Both Ramsey County and the Vikings could pull out after July 1 if Legislature doesn't approve project.
The Minnesota Vikings and Ramsey County can end their preliminary agreement to build a $1 billion stadium in Arden Hills on July 1 -- just 27 days from now -- if the Legislature does not approve the project.
With legislative approval by then being far from certain, much will hinge on Gov. Mark Dayton and Republicans first finding a solution to the state's $5.1 billion deficit.
Although the overall agreement has several potential outs that would allow the team or the county to walk away from the project, July 1 is one of the few concrete deadlines in the 12-page list of terms made public last month.
Rep. Morrie Lanning, R-Moorhead, the chief House author of stadium legislation, acknowledged that while he did not set the deadline "that's a deadline we all have."
But state road officials at the Minnesota Department of Transportation, which has been negotiating with the team and county over needed road improvements in Arden Hills, said Friday that they were operating as if "there are no deadlines." Ramsey County Commissioner Tony Bennett, who helped broker the deal, said the deadline holds little significance.
"Why would we start from scratch again?" he said. "Nobody's holding a gun to my head. Nobody's holding a gun to [the Vikings'] head.
"If those deadlines come up and somebody says, 'Let's take a walk, and not come back,' that could happen," Bennett acknowledged. "All I can tell you is generally we are in a good position. If it doesn't happen, it doesn't happen."
There were fresh signs on Friday of the hurdles a Vikings stadium faces. Gov. Mark Dayton, along with Lanning and Sen. Julie Rosen, R-Fairmont, the chief Senate author of the legislation, sent Vikings owner Zygi Wilf a letter reiterating that the project would not move forward until there was an agreement on how to fund $131 million in state road improvements and further details on the public's role in building and operating the stadium.
As the Vikings and Ramsey County continue to wrestle with significant obstacles, the agreement gives both parties wide "walk away" rights.
If Dayton "publicly opposes" state financing for the stadium or "other significant elements" of the agreement, including road improvements, the agreement can be voided.
Either Ramsey County or the Vikings could back out if the "timing, terms and costs" of buying the Arden Hills site or cleaning up pollutants on the former military ammunition plant cannot be solved.

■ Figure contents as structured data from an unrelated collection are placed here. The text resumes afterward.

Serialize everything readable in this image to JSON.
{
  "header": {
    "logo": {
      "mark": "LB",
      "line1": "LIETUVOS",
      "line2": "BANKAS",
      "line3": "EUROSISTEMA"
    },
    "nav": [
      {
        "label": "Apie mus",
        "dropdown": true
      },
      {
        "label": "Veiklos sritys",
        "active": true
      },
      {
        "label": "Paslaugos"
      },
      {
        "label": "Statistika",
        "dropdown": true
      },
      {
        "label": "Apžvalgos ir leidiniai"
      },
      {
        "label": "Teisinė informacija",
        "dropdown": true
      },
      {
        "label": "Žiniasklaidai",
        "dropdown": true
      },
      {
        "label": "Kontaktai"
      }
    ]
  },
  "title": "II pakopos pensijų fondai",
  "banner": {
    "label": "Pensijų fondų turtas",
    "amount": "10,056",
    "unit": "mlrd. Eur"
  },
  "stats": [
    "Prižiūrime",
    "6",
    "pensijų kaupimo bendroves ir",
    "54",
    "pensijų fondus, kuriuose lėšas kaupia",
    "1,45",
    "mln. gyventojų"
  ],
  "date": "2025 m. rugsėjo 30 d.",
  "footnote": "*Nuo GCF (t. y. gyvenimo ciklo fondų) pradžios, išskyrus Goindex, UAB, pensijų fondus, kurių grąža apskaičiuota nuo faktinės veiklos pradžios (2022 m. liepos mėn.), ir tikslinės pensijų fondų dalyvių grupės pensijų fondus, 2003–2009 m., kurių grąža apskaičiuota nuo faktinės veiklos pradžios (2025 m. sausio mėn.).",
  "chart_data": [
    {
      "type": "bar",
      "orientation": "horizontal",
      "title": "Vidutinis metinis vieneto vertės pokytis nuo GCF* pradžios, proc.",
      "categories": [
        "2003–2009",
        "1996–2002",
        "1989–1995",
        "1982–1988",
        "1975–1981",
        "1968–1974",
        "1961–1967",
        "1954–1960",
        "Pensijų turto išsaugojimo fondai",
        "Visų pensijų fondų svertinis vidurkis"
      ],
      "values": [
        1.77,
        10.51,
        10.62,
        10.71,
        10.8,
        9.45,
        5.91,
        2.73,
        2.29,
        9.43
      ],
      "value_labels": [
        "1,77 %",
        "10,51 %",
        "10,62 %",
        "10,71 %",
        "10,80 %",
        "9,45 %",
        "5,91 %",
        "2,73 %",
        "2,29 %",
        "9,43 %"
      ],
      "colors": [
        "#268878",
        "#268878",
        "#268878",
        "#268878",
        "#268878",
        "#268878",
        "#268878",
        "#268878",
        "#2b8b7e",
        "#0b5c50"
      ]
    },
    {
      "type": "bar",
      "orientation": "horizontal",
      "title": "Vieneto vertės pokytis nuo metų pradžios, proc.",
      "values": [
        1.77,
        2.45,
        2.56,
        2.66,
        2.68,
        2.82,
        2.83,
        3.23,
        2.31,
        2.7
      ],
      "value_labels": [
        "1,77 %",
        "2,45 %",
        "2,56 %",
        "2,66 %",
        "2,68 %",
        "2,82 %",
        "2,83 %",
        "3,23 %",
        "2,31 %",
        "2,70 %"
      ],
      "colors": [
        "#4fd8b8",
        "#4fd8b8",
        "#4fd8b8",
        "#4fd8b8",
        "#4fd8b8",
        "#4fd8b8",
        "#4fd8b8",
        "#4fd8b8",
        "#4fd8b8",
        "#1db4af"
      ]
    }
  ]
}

Similarly, either side could walk away should financing terms for the county or team not be acceptable. The Vikings can cut themselves loose if the "timing and level of business community support" for the project is not up to their expectations.
Lester Bagley, the Vikings vice president for stadium development and public affairs, said the agreement was structured so that Ramsey County and the team would have the ability "to get out of it," but said that "we have no intentions of doing so."
He declined requests to talk about what the Vikings would do once the deadline passed, and also declined to speculate what the team would do if the Legislature passes a state budget before July 1 that does address the stadium. "If we come to that, ask me the question then," said Bagley.
A previous escape
The July 1 deadline is particularly significant in light of the Vikings' recent history. The team struck an earlier, similar agreement with Anoka County to build a new stadium in Blaine but ultimately backed away from the plan and abruptly switched gears, pursuing a site in downtown Minneapolis.
Under the May agreement with Ramsey County, the Vikings would contribute $407 million to the project and the county would raise $350 million, mostly through a countywide sales tax increase. The state would add $300 million. Dayton is insisting that the $131 million in road improvements be counted as part of the state's total contribution.
The proposal has yet to have a hearing at the State Capitol, and it is difficult to determine whether enough legislators would support it.
Dayton said Friday that pushing the project to 2012 would force legislators to cast votes in an election year, making it "more difficult." Rep. Michael Nelson, DFL-Brooklyn Park, a House co-author of the stadium legislation, noted that while he too wants the project approved this year, no one who voted for public subsidies for the new Minnesota Twins stadium in 2006 lost their seat because of that vote.
Ramsey County lobbyist Nick Riley said Friday he expects things to start moving quickly. "In the next week or two, we have to have an agreement with legislators and start having informal hearings," he said. No such hearings have been scheduled. "We're awfully close to where we need to be," he said.
Staff writer Rachel E. Stassen-Berger contributed to this article.